Blyth Festival Artistic Director Gil Garratt says he’s disappointed that the government would cut funding to the Ontario Arts Council by 10 per cent, slashing $5 million from its budget.
Garratt says that the Festival just submitted its regular funding application to the council in October and he and other Festival employees are waiting for approval. If these cuts follow the pattern of previous percentage cuts, Garratt said, the Festival expects that its grant will be cut by the same percentage (10 per cent) that the entire program’s funding was cut.
For the Blyth Festival directly, he said, this means it’s possible that the Festival could see $16,000 less from the provincial government. In Festival terms, that means that two actors who would have been hired for the 2019 season won’t have jobs and won’t come to Blyth.
In other terms, Garratt said, the Festival may have to cancel Phillips Studio programming if those cuts are realized. For the Festival, that means three stories that won’t be told in Blyth, Garratt said.
Garratt said he was tipped off that cuts may be coming before the announcement was made.
The Festival has been a runner-up for the Premier’s Award, which is presented through the Ontario Arts Council, for several years. Garratt said he was contacted by a supporter who wanted to nominate the Festival again this year, but was unsure of the process. Garratt attempted to help the patron, but when he contacted the council, he was told that the awards were up for review and had been postponed indefinitely.
The cuts were then announced last week.
Garratt said he really doesn’t understand the thinking behind the cuts, especially when looking at a situation like that in Blyth, where the arts are such a clear driver of the local economy.
With two fewer actors coming to the Festival next season, he said, that means two fewer actors with jobs and two fewer professionals in Blyth to pay rent, shop at its stores and eat in its restaurants.
What has made Garratt really upset in the wake of these cuts and the public discussion surrounding them is how arts and culture are being politicized by many.
Huron-Bruce MPP and Minister of Education Lisa Thompson, for example, he said, has been a great supporter of the Festival over the years. The idea that arts and culture are somehow aligned with Liberal or NDP ideals and that they’re not “Conservative” is confusing to him.
For generations, he said, governments of all stripes have supported arts and culture with tremendous effect, so for Conservative supporters to look down their nose at arts and culture as being associated with another party or idealogy just doesn’t make any sense to him, especially when arts and culture are one of Ontario’s main economic drivers, generating over $25 billion per year, nearly five per cent of the province’s GDP.

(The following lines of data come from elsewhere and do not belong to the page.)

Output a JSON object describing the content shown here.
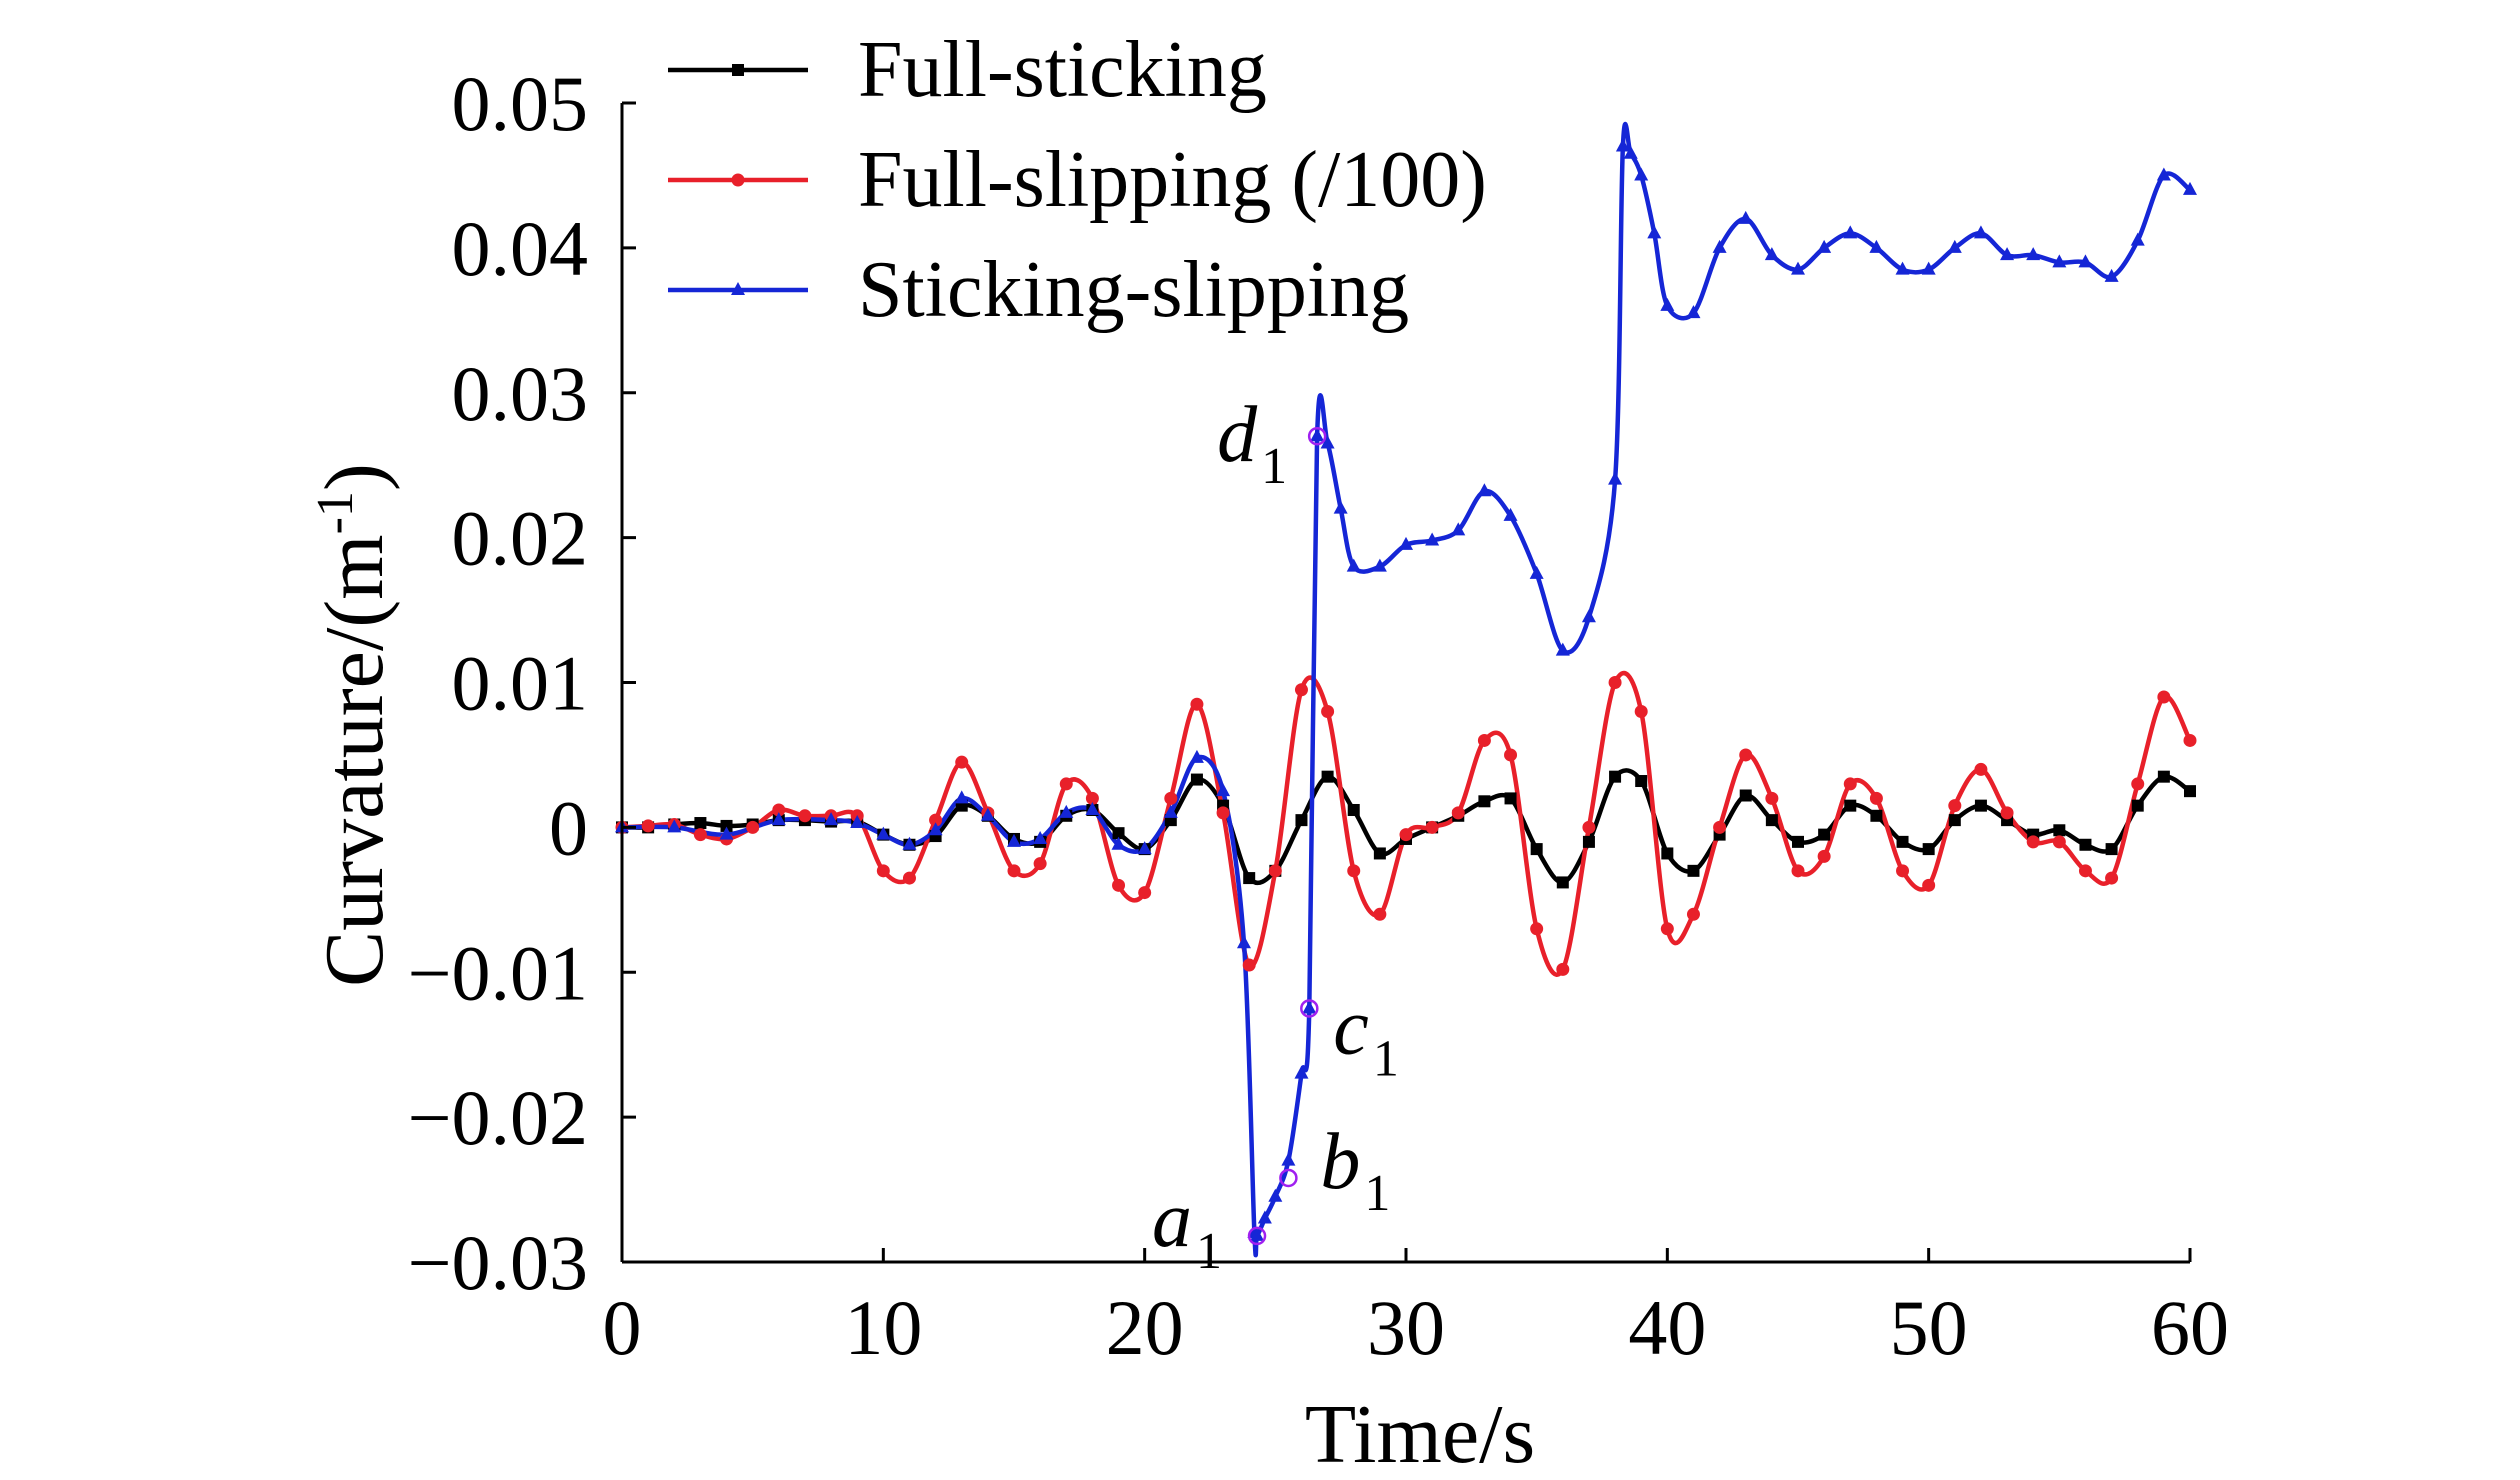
{
  "chart_data": {
    "type": "line",
    "xlabel": "Time/s",
    "ylabel": "Curvature/(m",
    "ylabel_sup": "-1",
    "ylabel_close": ")",
    "xlim": [
      0,
      60
    ],
    "ylim": [
      -0.03,
      0.05
    ],
    "x_ticks": [
      0,
      10,
      20,
      30,
      40,
      50,
      60
    ],
    "x_tick_labels": [
      "0",
      "10",
      "20",
      "30",
      "40",
      "50",
      "60"
    ],
    "y_ticks": [
      -0.03,
      -0.02,
      -0.01,
      0,
      0.01,
      0.02,
      0.03,
      0.04,
      0.05
    ],
    "y_tick_labels": [
      "−0.03",
      "−0.02",
      "−0.01",
      "0",
      "0.01",
      "0.02",
      "0.03",
      "0.04",
      "0.05"
    ],
    "grid": false,
    "legend_position": "top-left",
    "series": [
      {
        "name": "Full-sticking",
        "color": "#000000",
        "marker": "square",
        "x": [
          0,
          1,
          2,
          3,
          4,
          5,
          6,
          7,
          8,
          9,
          10,
          11,
          12,
          13,
          14,
          15,
          16,
          17,
          18,
          19,
          20,
          21,
          22,
          23,
          24,
          25,
          26,
          27,
          28,
          29,
          30,
          31,
          32,
          33,
          34,
          35,
          36,
          37,
          38,
          39,
          40,
          41,
          42,
          43,
          44,
          45,
          46,
          47,
          48,
          49,
          50,
          51,
          52,
          53,
          54,
          55,
          56,
          57,
          58,
          59,
          60
        ],
        "y": [
          0,
          0,
          0.0002,
          0.0003,
          0.0001,
          0.0002,
          0.0005,
          0.0005,
          0.0004,
          0.0004,
          -0.0005,
          -0.0012,
          -0.0006,
          0.0015,
          0.0008,
          -0.0008,
          -0.001,
          0.0008,
          0.0012,
          -0.0004,
          -0.0015,
          0.0005,
          0.0033,
          0.0015,
          -0.0035,
          -0.003,
          0.0005,
          0.0035,
          0.0012,
          -0.0018,
          -0.0008,
          0,
          0.0008,
          0.0018,
          0.002,
          -0.0015,
          -0.0038,
          -0.001,
          0.0035,
          0.0032,
          -0.0018,
          -0.003,
          -0.0005,
          0.0022,
          0.0005,
          -0.001,
          -0.0005,
          0.0015,
          0.0008,
          -0.001,
          -0.0015,
          0.0005,
          0.0015,
          0.0005,
          -0.0005,
          -0.0002,
          -0.0012,
          -0.0015,
          0.0015,
          0.0035,
          0.0025
        ]
      },
      {
        "name": "Full-slipping (/100)",
        "color": "#e8202a",
        "marker": "circle",
        "x": [
          0,
          1,
          2,
          3,
          4,
          5,
          6,
          7,
          8,
          9,
          10,
          11,
          12,
          13,
          14,
          15,
          16,
          17,
          18,
          19,
          20,
          21,
          22,
          23,
          24,
          25,
          26,
          27,
          28,
          29,
          30,
          31,
          32,
          33,
          34,
          35,
          36,
          37,
          38,
          39,
          40,
          41,
          42,
          43,
          44,
          45,
          46,
          47,
          48,
          49,
          50,
          51,
          52,
          53,
          54,
          55,
          56,
          57,
          58,
          59,
          60
        ],
        "y": [
          0,
          0.0001,
          0.0002,
          -0.0005,
          -0.0008,
          0,
          0.0012,
          0.0008,
          0.0008,
          0.0008,
          -0.003,
          -0.0035,
          0.0005,
          0.0045,
          0.001,
          -0.003,
          -0.0025,
          0.003,
          0.002,
          -0.004,
          -0.0045,
          0.002,
          0.0085,
          0.001,
          -0.0095,
          -0.003,
          0.0095,
          0.008,
          -0.003,
          -0.006,
          -0.0005,
          0,
          0.001,
          0.006,
          0.005,
          -0.007,
          -0.0098,
          0,
          0.01,
          0.008,
          -0.007,
          -0.006,
          0,
          0.005,
          0.002,
          -0.003,
          -0.002,
          0.003,
          0.002,
          -0.003,
          -0.004,
          0.0015,
          0.004,
          0.001,
          -0.001,
          -0.001,
          -0.003,
          -0.0035,
          0.003,
          0.009,
          0.006
        ]
      },
      {
        "name": "Sticking-slipping",
        "color": "#1526d6",
        "marker": "triangle",
        "x": [
          0,
          2,
          4,
          6,
          8,
          9,
          10,
          11,
          12,
          13,
          14,
          15,
          16,
          17,
          18,
          19,
          20,
          21,
          22,
          23,
          23.8,
          24.2,
          24.3,
          24.6,
          25,
          25.5,
          26,
          26.3,
          26.6,
          27,
          27.5,
          28,
          29,
          30,
          31,
          32,
          33,
          34,
          35,
          36,
          37,
          38,
          38.3,
          38.6,
          39,
          39.5,
          40,
          41,
          42,
          43,
          44,
          45,
          46,
          47,
          48,
          49,
          50,
          51,
          52,
          53,
          54,
          55,
          56,
          57,
          58,
          59,
          60
        ],
        "y": [
          0,
          0,
          -0.0005,
          0.0005,
          0.0005,
          0.0003,
          -0.0005,
          -0.0012,
          -0.0002,
          0.002,
          0.0008,
          -0.001,
          -0.0008,
          0.001,
          0.0012,
          -0.0012,
          -0.0015,
          0.001,
          0.0048,
          0.0025,
          -0.008,
          -0.028,
          -0.0282,
          -0.027,
          -0.0255,
          -0.023,
          -0.017,
          -0.0125,
          0.027,
          0.0265,
          0.022,
          0.018,
          0.018,
          0.0195,
          0.0198,
          0.0205,
          0.0232,
          0.0215,
          0.0175,
          0.0122,
          0.0145,
          0.024,
          0.047,
          0.0465,
          0.045,
          0.041,
          0.036,
          0.0355,
          0.04,
          0.042,
          0.0395,
          0.0385,
          0.04,
          0.041,
          0.04,
          0.0385,
          0.0385,
          0.04,
          0.041,
          0.0395,
          0.0395,
          0.039,
          0.039,
          0.038,
          0.0405,
          0.045,
          0.044
        ]
      }
    ],
    "annotations": [
      {
        "letter": "d",
        "sub": "1",
        "x": 26.6,
        "y": 0.027
      },
      {
        "letter": "c",
        "sub": "1",
        "x": 26.3,
        "y": -0.0125
      },
      {
        "letter": "a",
        "sub": "1",
        "x": 24.3,
        "y": -0.0282
      },
      {
        "letter": "b",
        "sub": "1",
        "x": 25.5,
        "y": -0.0242
      }
    ]
  }
}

Again, Garratt said that all of his concerns are speculative until the Festival’s grant application receives a response, but even at the provincial level, he said, the cuts are disturbing.
There are many smaller theatre companies, he said, that are living “closer to the edge” than the Blyth Festival is and these cuts may cause them to scrap entire productions or even close up shop.
Those decisions, he said, represent stories that won’t be told and potential success stories that won’t have a chance to be written.
The Ford government’s sweeping cuts announced over the weekend have made significant waves throughout the province and many of the announcements have connections to Huron County.
On Friday, a group of protestors set up shop in front of Thompson’s Blyth office to protest the tabling of Bill 66, which would significantly roll back environmental regulations in the province.
The government also announced that it would be revoking current and future funding for the College of Midwives of Ontario, a body which has seen government funding for the last 25 years.
One of Blyth’s newest businesses is Huron Midwives on Blyth Road, which was just honoured for its accessibility improvements.
Ellen Peel, owner of Huron Midwives, was unavailable for comment on any effect the cuts may have on her business when The Citizen attempted to reach her.
Further cuts by the Ministry of Education have also put Thompson under the microscope of the province once again.
Despite the fact that public consultation over education is still ongoing, Thompson’s ministry made further cuts to programs over the weekend. The Ford government is cutting $25 million for specialized programs across the province, which many critics have said will affect at-risk youth in some of the province’s low-income areas.